From: Alan Mackenzie
Subject: Re: Changing line widths in the Emacs source code
Date: Sun, 13 Sep 2020 14:22:10 +0000

Hello, Lars.

On Sun, Sep 13, 2020 at 15:45:57 +0200, Lars Ingebrigtsen wrote:
> Now for the most controversial suggestion of all: Make the Emacs code
> wider!

> Emacs has tried to keep the line width of the source code at 80
> characters since Emacs was created.  It was a good choice (perhaps the
> only) back then, ....

It remains a good choice, now.  Wide text is more difficult to read.
For that reason, newspaper columns (remember them?) were typically much
less than 80 columns wide.

> .... but most screens are wide and short these days, and the
> folding contortions we have to do to make everything fit in 80
> characters is sometimes annoying, and leads to code that's awkward to
> read.

Code that is awkward to fit into 80 columns would perhaps do better with
some refactoring.  But even some of the CC Mode functions which are far
too long in terms of number of lines (e.g. c-forward-decl-or-cast-1,
c-guess-basic-syntax) don't have terrible trouble in 80 columns.
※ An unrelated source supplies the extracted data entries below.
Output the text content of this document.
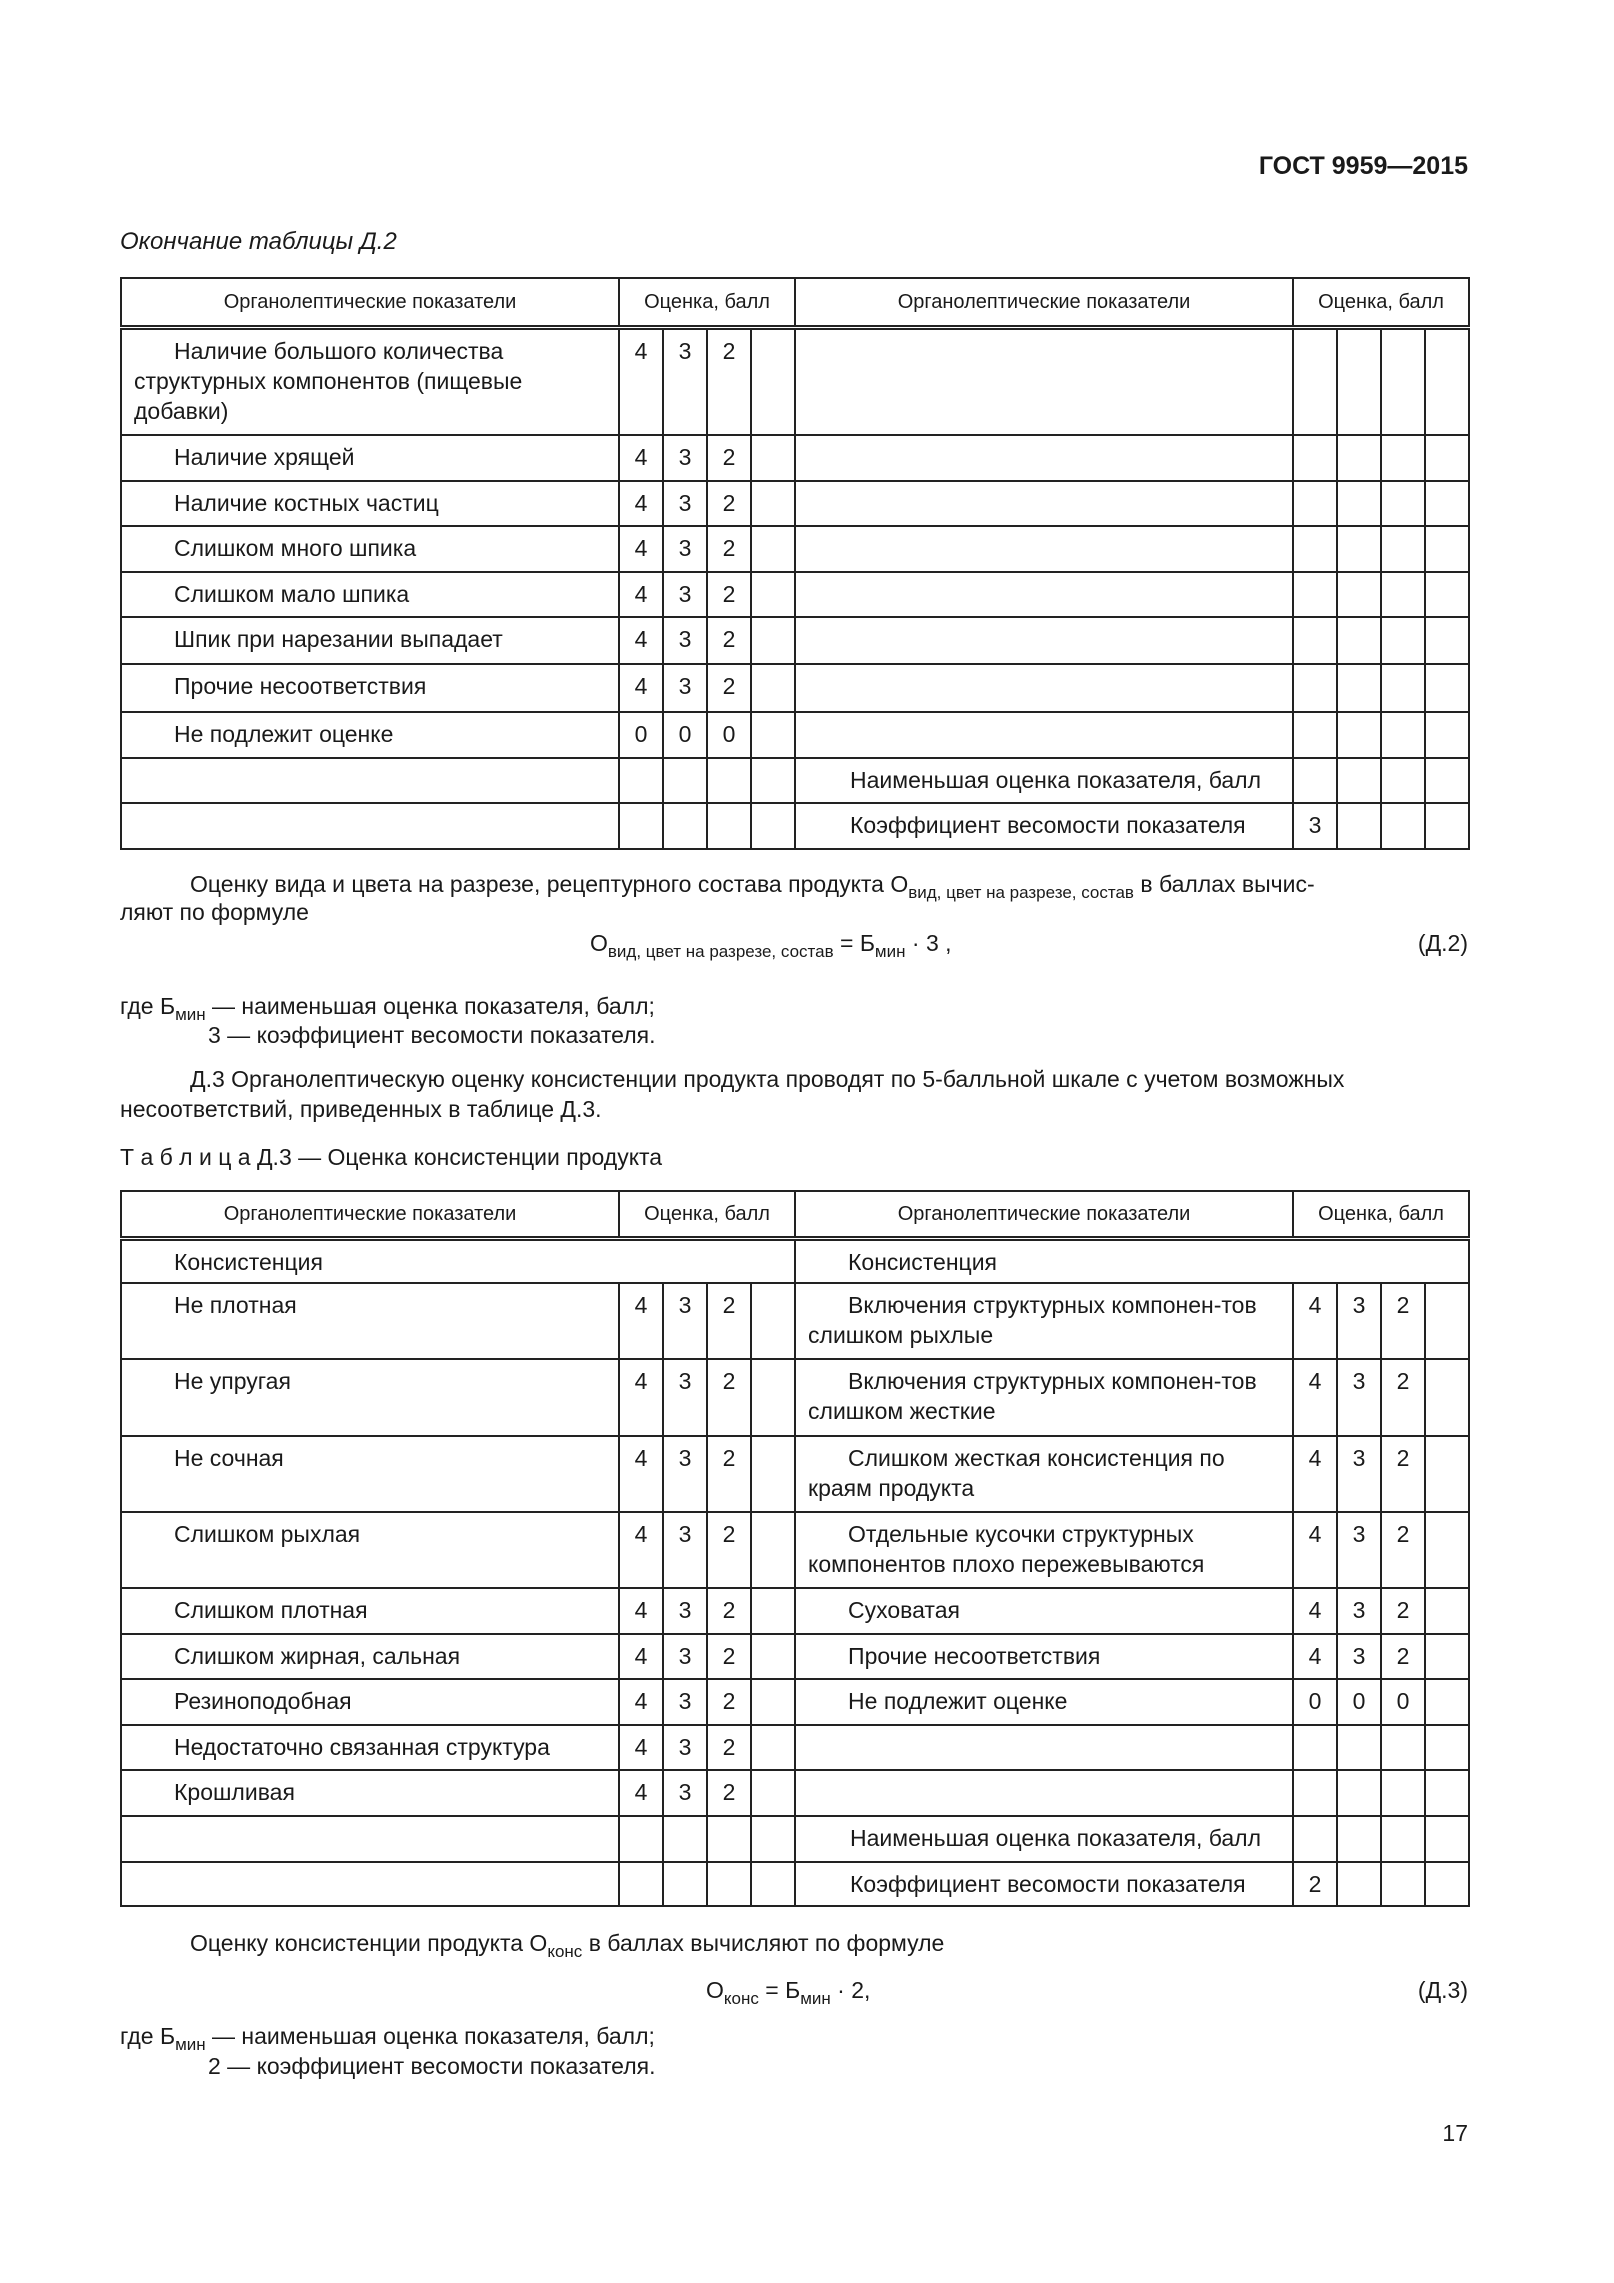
ГОСТ 9959—2015
Окончание таблицы Д.2
Органолептические показатели	Оценка, балл				Органолептические показатели	Оценка, балл			
Наличие большого количества структурных компонентов (пищевые добавки)	4	3	2						
Наличие хрящей	4	3	2						
Наличие костных частиц	4	3	2						
Слишком много шпика	4	3	2						
Слишком мало шпика	4	3	2						
Шпик при нарезании выпадает	4	3	2						
Прочие несоответствия	4	3	2						
Не подлежит оценке	0	0	0						
					Наименьшая оценка показателя, балл				
					Коэффициент весомости показателя	3			
Оценку вида и цвета на разрезе, рецептурного состава продукта $О_{вид, цвет на разрезе, состав}$ в баллах вычис-
ляют по формуле
$О_{вид, цвет на разрезе, состав} = Б_{мин} \cdot 3$ ,	(Д.2)
где $Б_{мин}$ — наименьшая оценка показателя, балл;
3 — коэффициент весомости показателя.
Д.3 Органолептическую оценку консистенции продукта проводят по 5-балльной шкале с учетом возможных
несоответствий, приведенных в таблице Д.3.
Т а б л и ц а Д.3 — Оценка консистенции продукта
Органолептические показатели	Оценка, балл				Органолептические показатели	Оценка, балл			
Консистенция					Консистенция				
Не плотная	4	3	2		Включения структурных компонен-тов слишком рыхлые	4	3	2	
Не упругая	4	3	2		Включения структурных компонен-тов слишком жесткие	4	3	2	
Не сочная	4	3	2		Слишком жесткая консистенция по краям продукта	4	3	2	
Слишком рыхлая	4	3	2		Отдельные кусочки структурных компонентов плохо пережевываются	4	3	2	
Слишком плотная	4	3	2		Суховатая	4	3	2	
Слишком жирная, сальная	4	3	2		Прочие несоответствия	4	3	2	
Резиноподобная	4	3	2		Не подлежит оценке	0	0	0	
Недостаточно связанная структура	4	3	2						
Крошливая	4	3	2						
					Наименьшая оценка показателя, балл				
					Коэффициент весомости показателя	2			
Оценку консистенции продукта $О_{конс}$ в баллах вычисляют по формуле
$О_{конс} = Б_{мин} \cdot 2$,	(Д.3)
где $Б_{мин}$ — наименьшая оценка показателя, балл;
2 — коэффициент весомости показателя.
17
> So my suggestion is: Change the default to 100.

My Linux TTY screen is 240 characters wide and 67 lines high.  With that
I can get Follow Mode three windows wide, giving me a total display of
195 contiguous lines of a single buffer.  There are only occasional
lines which need to be wrapped.  This is very helpful, particularly
whilst debugging.

Were the gentlemen's agreement that buffers are max. 80 chars wide to be
rescinded, Follow mode and other arrangements of side-by-side windows
would become that much less useful.

> (This, of course, doesn't mean that we change any of the existing code,
> but we stop formatting all new code to fit within 80 columns, and
> instead aim for 100 instead.)

I am against this.

> -- 
> (domestic pets only, the antidote for overdose, milk.)
>    bloggy blog: http://lars.ingebrigtsen.no

-- 
Alan Mackenzie (Nuremberg, Germany).